Après deux jours de nervosité, d'avion et de marche, les jeunes Québécois dormirent une très bonne première nuit en France.

lundi 15 janvier 2007

Nicolas

Nicolas avait grandi dans une famille de croyants. La religion ne l'ayant pas convaincu, il s'était forgé une identité dans la science. Plutôt qu'un croyant, Nicolas était un savant. Il savait, il aimait savoir et il aimait apprendre. Ces traits lui conféraient une peronnalité d'intellectuel, ce qu'il appréciait, même s'il aurait parfois préféré qu'il en fût autrement. C'est parce que Nicolas était plus proche du savoir que de la croyance, et donc, il ne croyait pas en lui. Cette faiblesse était la cause de son insuccès avec les gens, et, avec les femmes en particulier. Ça, il le savait.

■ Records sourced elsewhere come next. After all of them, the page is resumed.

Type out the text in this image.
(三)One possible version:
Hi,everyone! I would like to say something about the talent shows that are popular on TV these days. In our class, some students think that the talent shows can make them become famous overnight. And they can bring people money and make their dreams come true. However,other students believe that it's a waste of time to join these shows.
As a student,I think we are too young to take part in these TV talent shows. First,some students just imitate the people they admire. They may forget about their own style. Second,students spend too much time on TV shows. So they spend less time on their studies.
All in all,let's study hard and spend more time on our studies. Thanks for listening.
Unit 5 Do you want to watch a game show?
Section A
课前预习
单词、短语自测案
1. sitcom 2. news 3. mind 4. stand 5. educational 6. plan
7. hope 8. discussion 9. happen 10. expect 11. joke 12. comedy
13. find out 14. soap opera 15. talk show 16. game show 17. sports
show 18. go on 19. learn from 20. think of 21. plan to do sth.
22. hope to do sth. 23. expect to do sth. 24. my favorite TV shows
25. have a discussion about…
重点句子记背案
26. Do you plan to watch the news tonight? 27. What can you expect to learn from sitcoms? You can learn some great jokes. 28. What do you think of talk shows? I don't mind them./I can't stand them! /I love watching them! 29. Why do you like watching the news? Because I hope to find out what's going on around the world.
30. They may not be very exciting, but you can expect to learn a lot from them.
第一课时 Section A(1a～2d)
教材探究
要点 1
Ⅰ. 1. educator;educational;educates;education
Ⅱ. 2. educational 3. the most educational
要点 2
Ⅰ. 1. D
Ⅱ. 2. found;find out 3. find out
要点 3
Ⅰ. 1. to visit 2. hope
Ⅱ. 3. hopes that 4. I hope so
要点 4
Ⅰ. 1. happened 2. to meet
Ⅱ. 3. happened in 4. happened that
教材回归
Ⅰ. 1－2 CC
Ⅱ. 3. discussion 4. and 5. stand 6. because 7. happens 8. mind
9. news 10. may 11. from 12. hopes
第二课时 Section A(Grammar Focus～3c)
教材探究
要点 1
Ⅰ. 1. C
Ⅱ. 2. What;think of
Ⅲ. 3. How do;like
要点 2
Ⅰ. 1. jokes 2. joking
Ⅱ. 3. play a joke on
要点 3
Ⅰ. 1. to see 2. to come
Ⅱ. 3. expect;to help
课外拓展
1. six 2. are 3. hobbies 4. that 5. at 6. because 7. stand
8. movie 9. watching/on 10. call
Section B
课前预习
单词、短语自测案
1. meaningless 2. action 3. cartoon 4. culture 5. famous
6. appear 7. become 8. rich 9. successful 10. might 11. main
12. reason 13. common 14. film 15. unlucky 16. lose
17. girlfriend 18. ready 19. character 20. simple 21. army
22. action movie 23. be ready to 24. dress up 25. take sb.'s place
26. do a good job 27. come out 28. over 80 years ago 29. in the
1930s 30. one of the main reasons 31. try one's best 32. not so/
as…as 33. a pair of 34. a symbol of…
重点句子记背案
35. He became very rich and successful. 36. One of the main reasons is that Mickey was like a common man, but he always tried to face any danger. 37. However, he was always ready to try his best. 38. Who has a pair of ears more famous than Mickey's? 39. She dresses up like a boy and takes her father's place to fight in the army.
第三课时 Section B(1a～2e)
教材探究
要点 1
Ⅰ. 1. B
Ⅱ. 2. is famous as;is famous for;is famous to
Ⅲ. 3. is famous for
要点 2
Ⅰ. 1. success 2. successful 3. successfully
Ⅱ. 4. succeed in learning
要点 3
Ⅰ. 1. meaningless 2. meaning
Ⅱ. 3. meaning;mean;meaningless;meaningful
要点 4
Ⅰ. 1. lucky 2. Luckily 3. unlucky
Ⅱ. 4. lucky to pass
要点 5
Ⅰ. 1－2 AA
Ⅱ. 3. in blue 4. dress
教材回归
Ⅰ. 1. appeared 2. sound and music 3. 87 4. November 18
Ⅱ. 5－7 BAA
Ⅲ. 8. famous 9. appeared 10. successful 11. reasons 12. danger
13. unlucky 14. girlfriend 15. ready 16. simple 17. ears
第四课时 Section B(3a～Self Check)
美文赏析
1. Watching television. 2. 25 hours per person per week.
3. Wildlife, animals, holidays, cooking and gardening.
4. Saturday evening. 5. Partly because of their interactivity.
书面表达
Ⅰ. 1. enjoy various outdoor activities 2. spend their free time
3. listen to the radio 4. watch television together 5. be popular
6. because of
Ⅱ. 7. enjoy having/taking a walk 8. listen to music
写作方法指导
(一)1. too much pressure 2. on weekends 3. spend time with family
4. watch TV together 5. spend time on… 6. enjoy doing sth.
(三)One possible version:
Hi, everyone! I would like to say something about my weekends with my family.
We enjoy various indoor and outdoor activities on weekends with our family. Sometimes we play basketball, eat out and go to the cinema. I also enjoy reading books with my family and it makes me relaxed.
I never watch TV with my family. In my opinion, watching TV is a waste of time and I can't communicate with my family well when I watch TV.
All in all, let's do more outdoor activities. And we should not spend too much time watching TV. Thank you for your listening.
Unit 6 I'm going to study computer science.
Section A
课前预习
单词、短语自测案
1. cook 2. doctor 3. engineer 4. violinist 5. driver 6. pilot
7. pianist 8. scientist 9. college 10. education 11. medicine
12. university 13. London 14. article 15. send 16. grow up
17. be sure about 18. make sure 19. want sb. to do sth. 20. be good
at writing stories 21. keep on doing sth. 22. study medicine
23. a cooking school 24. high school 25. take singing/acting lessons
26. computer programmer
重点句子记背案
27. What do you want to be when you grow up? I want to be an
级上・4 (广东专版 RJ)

Sa vie n'aurait jamais croisé celle de Mikka qu'il aurait été un simple savant curieux et heureux. Mais le destin lui avait réservé autre chose. En effet, Nicolas avec eu une brève et triste histoire avec cette Mikka, histoire dont il ne s'était jamais remis. Depuis, il voyait son univers avec cynisme et, dans ses moments les plus joyeux, s'amusait à le dépeindre avec un humour noir qui lui était propre. D'ailleurs, il disait à qui voulait bien l'écouter que sa noirceur et son cynisme étaient les plus beaux cadeaux que cette vie lui eût accordés. Mais tout n'était pas aussi sombre qu'il le disait. Il lui restait encore des moments heureux. C'était dû au dernier morceaux confortable de son univers : son petit monde, ses amis.

Et c'était justement à propos de ce morceau d'univers que Nicolas s'était assis-là, seul au comptoir d'un petit bar presque vide, ce soir-là, en tête à tête avec une Imperial Stout. Il était déprimé. Son petit monde s'effondrait.

Il était apparu que sa plus proche amie et son plus proche ami s'étaient découverts un amour l'un pour l'autre , et que, au centre de leur immense bonheur naissant, Nicolas n'avait plus beaucoup à partager avec eux.

Seul, et constatant que sa nocturne complainte silencieuse ne l'aidait pas beaucoup, Nicolas se dit qu'il avait besoin de changer de monde. Un nouveau rythme de vie, une nouvelle école, de nouvelles personnes. De quoi grandir un peu.

Nicolas crut, pour un instant, que c'était ce qu'il lui fallait. Il cala le reste de son verre de stout, maudit son petit monde et sortit. Les choses allaient changer. Ça, il le savait.